Business & Finance Finance

What Happens When Greece Defaults?

The EUR/USD is the most generally traded currency pair, with 27% of trades in the forex market being made on this pair. Accordingly, the question of many traders right now is 'where is the euro headed?' and, 'what will happen when Greece defaults?'

The current situation

Greece's situation could be worse after strict austerity measures forced by the EU-IMF bailout, its economy shrank by 7.3% in Q2 of 2011, exceeding the most gloomy forecasts of both the EU and the IMF.

Meanwhile, Greek bond yields have risen to record levels, with on three-year-bond, which was trading at 20% in June, now trading at 172%. Bonds scheduled to be repaid in March 2012 are being priced at half their official price. And prices for Greek credit default swaps, which offer investors a defense against default, have more than doubled since the start of Aug, rising above 4,000 basis points.

Adding to the difficulty is the chance that Greece won't be given the next EUR8bn tranche of help, as German finance minister Wolfgang Schauble has accused them of not abiding by the terms of the aid agreement. This puts Greece in the tough position where excessive budget cuts mean it cannot boost its economy so it may grow its way out of debt, yet not effecting these measures means it does not have prepared money to pay state salaries and annuities in October.

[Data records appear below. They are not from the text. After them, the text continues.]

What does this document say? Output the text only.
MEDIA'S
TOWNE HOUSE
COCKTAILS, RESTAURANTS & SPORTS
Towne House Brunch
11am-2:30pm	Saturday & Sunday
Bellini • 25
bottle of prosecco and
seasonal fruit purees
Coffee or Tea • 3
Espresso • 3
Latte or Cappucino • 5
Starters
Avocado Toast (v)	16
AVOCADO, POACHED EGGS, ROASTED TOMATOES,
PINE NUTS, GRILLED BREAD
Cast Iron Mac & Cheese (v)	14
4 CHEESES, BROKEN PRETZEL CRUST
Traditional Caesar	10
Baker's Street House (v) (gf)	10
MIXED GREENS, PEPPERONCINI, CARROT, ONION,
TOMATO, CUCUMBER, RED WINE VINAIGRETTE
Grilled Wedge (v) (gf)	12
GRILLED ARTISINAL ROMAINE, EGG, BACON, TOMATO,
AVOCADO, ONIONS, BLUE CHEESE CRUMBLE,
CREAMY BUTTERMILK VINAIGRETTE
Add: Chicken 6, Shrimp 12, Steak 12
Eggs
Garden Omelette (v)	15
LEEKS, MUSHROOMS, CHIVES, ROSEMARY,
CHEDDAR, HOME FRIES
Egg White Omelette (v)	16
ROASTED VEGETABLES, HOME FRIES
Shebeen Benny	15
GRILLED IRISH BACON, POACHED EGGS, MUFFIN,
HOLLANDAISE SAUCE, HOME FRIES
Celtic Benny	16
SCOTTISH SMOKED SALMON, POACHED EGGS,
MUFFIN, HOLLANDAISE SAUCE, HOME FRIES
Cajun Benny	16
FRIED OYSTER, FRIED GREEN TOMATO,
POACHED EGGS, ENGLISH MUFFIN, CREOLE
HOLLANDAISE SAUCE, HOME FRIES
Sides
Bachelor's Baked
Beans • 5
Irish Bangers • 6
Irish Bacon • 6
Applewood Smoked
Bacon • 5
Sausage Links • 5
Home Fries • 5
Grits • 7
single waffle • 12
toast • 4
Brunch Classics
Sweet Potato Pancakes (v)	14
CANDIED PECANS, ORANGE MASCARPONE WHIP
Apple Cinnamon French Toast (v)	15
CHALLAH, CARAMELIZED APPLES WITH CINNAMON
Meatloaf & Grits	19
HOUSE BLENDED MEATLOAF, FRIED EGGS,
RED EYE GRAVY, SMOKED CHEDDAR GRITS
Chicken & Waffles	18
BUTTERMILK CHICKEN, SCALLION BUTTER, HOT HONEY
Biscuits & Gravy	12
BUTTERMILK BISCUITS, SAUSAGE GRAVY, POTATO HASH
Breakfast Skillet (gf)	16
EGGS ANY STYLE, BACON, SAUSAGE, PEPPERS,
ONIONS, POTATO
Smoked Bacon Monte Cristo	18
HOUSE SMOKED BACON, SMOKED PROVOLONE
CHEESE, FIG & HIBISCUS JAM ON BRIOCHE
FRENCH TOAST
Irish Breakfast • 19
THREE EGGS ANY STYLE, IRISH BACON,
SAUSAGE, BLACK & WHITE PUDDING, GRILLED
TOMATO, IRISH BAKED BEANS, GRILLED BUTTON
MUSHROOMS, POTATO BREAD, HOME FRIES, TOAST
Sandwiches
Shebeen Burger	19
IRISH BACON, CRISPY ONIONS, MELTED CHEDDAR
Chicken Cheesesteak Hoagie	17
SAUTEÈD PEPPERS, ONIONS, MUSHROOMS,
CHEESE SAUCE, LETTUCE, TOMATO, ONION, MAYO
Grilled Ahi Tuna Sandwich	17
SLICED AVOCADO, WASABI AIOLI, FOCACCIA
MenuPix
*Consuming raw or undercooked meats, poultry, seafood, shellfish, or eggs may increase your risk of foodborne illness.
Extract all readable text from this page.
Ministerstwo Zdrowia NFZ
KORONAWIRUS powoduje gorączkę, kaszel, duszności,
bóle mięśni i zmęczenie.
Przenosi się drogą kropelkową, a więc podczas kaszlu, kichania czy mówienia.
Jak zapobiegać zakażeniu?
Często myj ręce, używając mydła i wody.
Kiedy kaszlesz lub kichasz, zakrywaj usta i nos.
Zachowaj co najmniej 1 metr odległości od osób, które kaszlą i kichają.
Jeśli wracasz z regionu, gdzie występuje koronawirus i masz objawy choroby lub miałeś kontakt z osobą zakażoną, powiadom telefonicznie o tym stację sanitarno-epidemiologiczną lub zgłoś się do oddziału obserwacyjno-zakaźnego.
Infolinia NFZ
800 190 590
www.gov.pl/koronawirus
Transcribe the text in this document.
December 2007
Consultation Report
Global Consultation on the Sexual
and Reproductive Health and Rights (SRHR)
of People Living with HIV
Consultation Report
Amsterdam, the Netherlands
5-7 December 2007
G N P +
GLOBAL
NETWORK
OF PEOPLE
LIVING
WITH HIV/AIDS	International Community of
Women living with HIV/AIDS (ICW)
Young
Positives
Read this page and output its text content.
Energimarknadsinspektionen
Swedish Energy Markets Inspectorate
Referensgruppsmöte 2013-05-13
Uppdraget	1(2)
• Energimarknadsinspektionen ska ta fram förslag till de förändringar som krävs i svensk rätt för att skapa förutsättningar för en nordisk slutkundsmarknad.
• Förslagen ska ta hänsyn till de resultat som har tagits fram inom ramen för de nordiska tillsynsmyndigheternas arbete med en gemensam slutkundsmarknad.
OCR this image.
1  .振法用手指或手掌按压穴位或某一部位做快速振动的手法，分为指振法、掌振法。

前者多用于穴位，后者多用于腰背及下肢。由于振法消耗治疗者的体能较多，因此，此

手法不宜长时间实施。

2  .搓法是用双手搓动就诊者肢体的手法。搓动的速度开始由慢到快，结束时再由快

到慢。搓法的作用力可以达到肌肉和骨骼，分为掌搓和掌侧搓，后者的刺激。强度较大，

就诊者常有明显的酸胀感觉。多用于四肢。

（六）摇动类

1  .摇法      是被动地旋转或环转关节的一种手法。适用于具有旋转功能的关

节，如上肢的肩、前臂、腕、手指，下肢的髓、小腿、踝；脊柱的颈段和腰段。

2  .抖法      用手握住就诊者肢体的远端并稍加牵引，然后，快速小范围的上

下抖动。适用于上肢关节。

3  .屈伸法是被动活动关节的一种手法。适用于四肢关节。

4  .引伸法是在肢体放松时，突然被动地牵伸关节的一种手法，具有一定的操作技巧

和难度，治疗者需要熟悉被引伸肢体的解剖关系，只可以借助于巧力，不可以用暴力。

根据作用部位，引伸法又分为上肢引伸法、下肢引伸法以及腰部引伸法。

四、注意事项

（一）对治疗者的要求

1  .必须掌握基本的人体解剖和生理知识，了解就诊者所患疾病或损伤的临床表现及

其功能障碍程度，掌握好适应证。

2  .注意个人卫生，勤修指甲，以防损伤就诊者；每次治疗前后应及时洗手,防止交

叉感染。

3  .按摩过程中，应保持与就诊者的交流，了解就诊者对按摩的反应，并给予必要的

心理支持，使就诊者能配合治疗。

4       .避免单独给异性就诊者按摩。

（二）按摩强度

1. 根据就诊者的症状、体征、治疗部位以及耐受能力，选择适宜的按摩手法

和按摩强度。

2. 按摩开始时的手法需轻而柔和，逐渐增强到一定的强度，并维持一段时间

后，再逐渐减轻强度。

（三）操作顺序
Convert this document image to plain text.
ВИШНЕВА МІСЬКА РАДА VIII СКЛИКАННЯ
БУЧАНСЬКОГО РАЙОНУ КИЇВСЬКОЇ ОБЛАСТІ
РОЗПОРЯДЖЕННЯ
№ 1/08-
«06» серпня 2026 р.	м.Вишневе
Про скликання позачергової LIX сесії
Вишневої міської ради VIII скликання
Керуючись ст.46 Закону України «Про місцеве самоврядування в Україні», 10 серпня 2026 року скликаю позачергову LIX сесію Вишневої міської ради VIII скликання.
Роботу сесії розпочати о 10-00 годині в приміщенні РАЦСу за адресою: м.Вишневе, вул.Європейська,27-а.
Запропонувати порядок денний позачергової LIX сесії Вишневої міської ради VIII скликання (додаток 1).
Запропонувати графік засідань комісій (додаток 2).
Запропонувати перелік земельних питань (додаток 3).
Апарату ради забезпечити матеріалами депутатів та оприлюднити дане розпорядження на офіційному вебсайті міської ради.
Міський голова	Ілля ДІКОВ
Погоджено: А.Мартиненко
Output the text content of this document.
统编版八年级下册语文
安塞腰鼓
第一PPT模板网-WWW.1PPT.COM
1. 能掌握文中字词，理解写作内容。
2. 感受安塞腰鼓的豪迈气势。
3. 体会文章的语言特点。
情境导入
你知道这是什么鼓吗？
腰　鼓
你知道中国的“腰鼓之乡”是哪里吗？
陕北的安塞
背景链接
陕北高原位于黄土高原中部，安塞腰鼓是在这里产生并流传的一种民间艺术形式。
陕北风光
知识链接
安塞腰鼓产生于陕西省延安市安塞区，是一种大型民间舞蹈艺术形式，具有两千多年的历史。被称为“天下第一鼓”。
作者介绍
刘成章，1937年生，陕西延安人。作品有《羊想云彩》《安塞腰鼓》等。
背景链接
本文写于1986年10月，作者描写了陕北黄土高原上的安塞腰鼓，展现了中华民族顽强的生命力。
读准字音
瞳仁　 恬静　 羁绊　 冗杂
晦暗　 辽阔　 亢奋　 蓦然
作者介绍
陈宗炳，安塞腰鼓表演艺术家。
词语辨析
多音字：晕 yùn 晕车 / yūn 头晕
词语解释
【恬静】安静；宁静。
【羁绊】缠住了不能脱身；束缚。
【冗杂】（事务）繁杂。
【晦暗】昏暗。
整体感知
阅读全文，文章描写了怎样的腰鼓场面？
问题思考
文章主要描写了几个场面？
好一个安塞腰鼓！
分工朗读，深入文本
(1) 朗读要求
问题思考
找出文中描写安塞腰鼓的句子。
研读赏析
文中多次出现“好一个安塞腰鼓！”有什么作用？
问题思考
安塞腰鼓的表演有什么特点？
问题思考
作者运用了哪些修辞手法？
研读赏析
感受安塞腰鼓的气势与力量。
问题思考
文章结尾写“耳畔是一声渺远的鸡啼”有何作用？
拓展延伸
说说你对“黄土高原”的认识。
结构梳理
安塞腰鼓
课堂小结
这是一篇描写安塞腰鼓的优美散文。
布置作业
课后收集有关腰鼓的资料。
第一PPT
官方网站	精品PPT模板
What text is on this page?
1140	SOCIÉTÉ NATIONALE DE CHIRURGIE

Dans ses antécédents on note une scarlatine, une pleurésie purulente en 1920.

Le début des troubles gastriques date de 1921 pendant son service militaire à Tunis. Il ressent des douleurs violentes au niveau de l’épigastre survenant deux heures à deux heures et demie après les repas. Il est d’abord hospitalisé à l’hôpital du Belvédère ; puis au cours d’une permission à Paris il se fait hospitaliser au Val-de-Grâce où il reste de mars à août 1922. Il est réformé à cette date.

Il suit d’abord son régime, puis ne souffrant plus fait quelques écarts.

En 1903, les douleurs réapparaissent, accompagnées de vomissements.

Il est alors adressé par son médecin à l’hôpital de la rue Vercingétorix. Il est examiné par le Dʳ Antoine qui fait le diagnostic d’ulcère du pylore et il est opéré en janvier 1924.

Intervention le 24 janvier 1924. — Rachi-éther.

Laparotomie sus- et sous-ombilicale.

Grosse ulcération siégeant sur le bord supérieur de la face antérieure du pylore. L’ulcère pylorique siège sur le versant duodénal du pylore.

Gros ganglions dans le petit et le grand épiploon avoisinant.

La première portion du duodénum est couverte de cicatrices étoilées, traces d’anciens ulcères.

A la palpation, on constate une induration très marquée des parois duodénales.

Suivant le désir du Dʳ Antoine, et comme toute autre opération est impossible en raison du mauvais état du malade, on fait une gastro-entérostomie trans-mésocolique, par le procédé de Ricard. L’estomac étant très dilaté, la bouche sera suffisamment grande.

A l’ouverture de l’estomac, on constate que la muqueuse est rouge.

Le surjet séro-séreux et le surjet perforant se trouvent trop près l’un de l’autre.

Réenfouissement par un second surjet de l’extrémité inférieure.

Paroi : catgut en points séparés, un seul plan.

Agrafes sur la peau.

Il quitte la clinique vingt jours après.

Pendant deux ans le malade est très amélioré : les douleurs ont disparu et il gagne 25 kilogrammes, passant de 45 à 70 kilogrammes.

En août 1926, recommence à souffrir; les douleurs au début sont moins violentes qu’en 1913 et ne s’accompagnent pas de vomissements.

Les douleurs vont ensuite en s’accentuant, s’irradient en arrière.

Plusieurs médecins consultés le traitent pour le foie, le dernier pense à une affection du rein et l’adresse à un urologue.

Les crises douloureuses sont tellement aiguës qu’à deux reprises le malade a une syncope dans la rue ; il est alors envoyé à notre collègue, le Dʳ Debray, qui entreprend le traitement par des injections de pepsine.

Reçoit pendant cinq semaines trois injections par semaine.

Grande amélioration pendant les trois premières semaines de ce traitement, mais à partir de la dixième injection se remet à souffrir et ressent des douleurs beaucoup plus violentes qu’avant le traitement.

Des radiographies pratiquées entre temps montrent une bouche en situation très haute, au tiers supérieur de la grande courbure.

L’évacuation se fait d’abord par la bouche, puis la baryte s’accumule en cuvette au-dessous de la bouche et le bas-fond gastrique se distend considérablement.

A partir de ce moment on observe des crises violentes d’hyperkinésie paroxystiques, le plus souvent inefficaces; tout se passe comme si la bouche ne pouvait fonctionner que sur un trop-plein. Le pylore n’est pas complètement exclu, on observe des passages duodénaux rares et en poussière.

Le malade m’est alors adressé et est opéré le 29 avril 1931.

Consequently, the question is not if, but when Greece will default.

What will happen when Greece defaults?

Once Greece defaults, the government will nationalise each bank in the country, and then forbid any withdrawals. To prevent riots among Greek depositors, the govt will then enforce a curfew, and could even declare martial law.

Greece will then leave the single currency and re-denominate its obligations into a new currency. Against the euro, this currency will devalue by around 50%, effectively defaulting on over fifty percent of all Greek euro-denominated liabilities.

Several French and German banks will make losses large enough to no longer satisfy capital adequacy requirements, while the European Central Bank will become insolvent due to its high exposure to both Greek administrative and Greek banking sector debt. The French and German administrations are then sure to meet to decide whether to recapitalise the ECB or to let it to print money to return to solvency. They will then recapitalise their own banks and likely refuse all future bailouts.

And this scenario doesn't consider the reaction of Ireland, Portugal, Spain and Italy the other struggling economies in the eurozone.

Nonetheless a Greek default might not be all bad. Of the countries that have defaulted in the last decade have not all performed as well since their defaults, the average post-default GDP rate of growth improved by about Three percent.

The fate of the euro

As far as the euro is concerned a default may be beneficial. As it would allow Greece to have a new, separate, currency that can be devalued, Greece is more likely to improve its competitiveness with favourable exchange rates. And, although there would be an instinctive sell-off of the euro and volatility over several months, the industrial performance of the eurozone as a whole would be boosted, particularly if it starts to expel the weaker members. This would end in a potentially powerful climb in the single currency.

Closing thoughts

At some stage, Greece will be forced to default, or leave the eurozone, if not both. The Greek economy has reached the point where it can't recover, and Germany's patience with the periphery nations and the European Central Bank is wearing thin. What remains to be seen is whether or not this will be an 'orderly' default, the voluntary debt exchange agreed in July where holders of Greek debt suffer 21% losses on bonds that mature before 2020, or a 'disorderly' default, where Greece walks away from its liabilities without consultation.